Active Contributors: Professor Philip S. Thomas Professor Ravi Karkar Professor VP Nguyen Tung Le Paul Davis Ryan Boldi

Codebase contribution: Write 2600+ lines of C# code across 32 files

Research Objective

This study investigates the optimal audio encoding methods for spatial information to enhance environmental awareness through sound. The research specifically focuses on developing and evaluating different approaches to convey room-scale spatial information through audio cues, enabling users to understand their surroundings without visual input.

Experimental Setup

The study utilizes wired headphones in a controlled indoor environment to ensure consistent motion controller tracking and audio quality. The testing environment consists of randomly selected preset rooms within a 12x12 foot boundary, incorporating a safety guard offset of 1-2 feet. This setup enables controlled testing while maintaining ecological validity.

Methodology

The research employs a comprehensive testing protocol divided into pre-test qualification and main test phases. The pre-test phase evaluates subjects' basic spatial audio perception abilities through various tasks, including pointing to static and moving audio sources in both 2D and 3D space. The main test phase involves three distinct scenarios: Stationary, Line, and Studio, where subjects navigate virtual environments and interact with objects using different audio encoding methods.

Audio Encoding Methods

Two primary encoding approaches were developed, each with three distinct variations: 1) Growing Sphere Method: Features time-based distance indication with three variations: basic timing, pitch-distance mapping, and pitch-elevation mapping. 2) Environmental Sound Method: Implements three different approaches to wall and object sonification: sequential sound emission, constant sound emission, and on-demand sound emission (echolocation-style).

Spatial-Audio Mapping

The study explores various mappings between spatial properties (distance, elevation) and sound properties (pitch, delay, amplitude).
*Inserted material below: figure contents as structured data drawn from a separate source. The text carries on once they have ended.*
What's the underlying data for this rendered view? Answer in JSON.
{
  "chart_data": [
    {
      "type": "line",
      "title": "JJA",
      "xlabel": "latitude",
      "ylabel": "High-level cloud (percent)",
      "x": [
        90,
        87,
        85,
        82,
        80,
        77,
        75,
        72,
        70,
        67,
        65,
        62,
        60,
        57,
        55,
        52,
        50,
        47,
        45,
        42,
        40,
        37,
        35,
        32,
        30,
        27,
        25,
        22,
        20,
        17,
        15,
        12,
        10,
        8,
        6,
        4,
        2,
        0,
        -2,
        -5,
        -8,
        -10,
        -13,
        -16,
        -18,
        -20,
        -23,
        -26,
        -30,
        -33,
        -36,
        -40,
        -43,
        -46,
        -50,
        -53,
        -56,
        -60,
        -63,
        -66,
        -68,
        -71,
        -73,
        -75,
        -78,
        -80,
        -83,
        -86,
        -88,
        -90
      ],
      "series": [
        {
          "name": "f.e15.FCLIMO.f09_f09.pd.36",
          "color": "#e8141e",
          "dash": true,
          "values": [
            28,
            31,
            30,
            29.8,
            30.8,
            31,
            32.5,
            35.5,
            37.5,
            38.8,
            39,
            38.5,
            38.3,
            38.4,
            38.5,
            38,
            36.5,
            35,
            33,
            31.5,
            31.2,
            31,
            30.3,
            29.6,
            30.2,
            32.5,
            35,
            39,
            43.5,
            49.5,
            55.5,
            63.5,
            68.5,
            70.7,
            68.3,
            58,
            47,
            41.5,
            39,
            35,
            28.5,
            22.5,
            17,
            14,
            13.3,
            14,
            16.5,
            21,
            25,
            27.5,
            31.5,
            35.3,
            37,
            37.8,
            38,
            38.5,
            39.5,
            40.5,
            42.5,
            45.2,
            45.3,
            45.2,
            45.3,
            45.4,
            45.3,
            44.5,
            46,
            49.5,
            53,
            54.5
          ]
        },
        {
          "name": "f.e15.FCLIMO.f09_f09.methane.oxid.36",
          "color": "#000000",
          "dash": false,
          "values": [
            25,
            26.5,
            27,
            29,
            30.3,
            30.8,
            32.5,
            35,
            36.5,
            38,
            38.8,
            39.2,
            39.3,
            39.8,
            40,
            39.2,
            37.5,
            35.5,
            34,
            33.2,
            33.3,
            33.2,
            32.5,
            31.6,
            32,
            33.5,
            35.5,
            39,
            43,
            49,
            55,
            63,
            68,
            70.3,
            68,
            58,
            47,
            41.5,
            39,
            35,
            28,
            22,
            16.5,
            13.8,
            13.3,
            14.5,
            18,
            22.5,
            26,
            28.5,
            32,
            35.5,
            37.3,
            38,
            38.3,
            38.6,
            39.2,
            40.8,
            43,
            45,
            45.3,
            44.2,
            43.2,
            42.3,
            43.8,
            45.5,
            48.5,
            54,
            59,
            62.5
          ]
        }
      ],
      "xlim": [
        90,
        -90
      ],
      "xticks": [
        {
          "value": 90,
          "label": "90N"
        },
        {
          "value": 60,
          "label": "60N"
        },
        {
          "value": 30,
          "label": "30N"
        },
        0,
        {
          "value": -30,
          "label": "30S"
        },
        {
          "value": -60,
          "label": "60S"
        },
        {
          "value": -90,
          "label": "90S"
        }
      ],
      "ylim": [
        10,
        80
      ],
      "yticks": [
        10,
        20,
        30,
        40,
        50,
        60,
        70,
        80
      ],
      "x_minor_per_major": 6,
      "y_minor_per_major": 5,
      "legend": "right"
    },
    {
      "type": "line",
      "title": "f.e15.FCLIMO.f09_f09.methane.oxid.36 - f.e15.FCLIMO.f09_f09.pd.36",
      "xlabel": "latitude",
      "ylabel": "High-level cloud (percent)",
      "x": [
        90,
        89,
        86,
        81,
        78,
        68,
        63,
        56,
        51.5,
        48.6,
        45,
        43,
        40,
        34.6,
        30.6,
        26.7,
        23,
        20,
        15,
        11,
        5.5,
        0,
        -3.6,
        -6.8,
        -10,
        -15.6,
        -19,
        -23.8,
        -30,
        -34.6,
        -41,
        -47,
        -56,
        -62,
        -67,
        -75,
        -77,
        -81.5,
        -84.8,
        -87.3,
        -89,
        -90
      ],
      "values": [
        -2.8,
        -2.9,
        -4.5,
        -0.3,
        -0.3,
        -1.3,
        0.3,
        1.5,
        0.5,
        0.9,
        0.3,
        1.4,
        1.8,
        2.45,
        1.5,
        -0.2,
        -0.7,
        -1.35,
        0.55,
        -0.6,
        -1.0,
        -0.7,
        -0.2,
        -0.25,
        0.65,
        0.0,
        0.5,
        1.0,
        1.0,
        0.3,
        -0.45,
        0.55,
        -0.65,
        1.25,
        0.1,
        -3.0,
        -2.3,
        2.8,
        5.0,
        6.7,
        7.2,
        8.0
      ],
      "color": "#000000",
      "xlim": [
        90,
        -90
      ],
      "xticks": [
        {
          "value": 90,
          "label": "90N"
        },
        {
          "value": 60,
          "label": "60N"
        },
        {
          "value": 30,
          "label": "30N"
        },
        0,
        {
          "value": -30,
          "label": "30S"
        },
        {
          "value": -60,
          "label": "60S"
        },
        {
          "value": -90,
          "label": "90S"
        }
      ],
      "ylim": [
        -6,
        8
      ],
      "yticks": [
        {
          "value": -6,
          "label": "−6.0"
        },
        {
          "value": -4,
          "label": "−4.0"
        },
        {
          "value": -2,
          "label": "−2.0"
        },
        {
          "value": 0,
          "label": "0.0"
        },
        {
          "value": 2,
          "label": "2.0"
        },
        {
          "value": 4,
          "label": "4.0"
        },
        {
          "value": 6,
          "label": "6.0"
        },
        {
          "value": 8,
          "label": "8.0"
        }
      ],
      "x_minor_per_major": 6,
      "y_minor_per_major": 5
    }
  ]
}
Multiple mapping configurations are investigated, including direct one-to-one relationships and more complex transformations. For example, specific implementations include mapping elevation to frequency (6000Hz for high elevation with +10dB amplitude, adjusted accordingly for lower elevations) and various distance-to-sound parameter relationships.

Key Findings

Preliminary results demonstrate that in stationary testing conditions, subjects exhibited approximately twice the accuracy in horizontal position determination compared to vertical position identification when utilizing Meta's native HRTFs. This indicates a significant disparity in spatial audio perception between horizontal and vertical planes.

Impact and Applications

This ongoing research holds substantial potential for assistive technology, enabling enhanced independent spatial navigation for visually impaired individuals through intuitive auditory feedback, as well as safety applications providing supplementary spatial awareness systems with 360-degree environmental perception. The research continues to progress, with implications for both assistive technology development and broader applications in spatial awareness enhancement.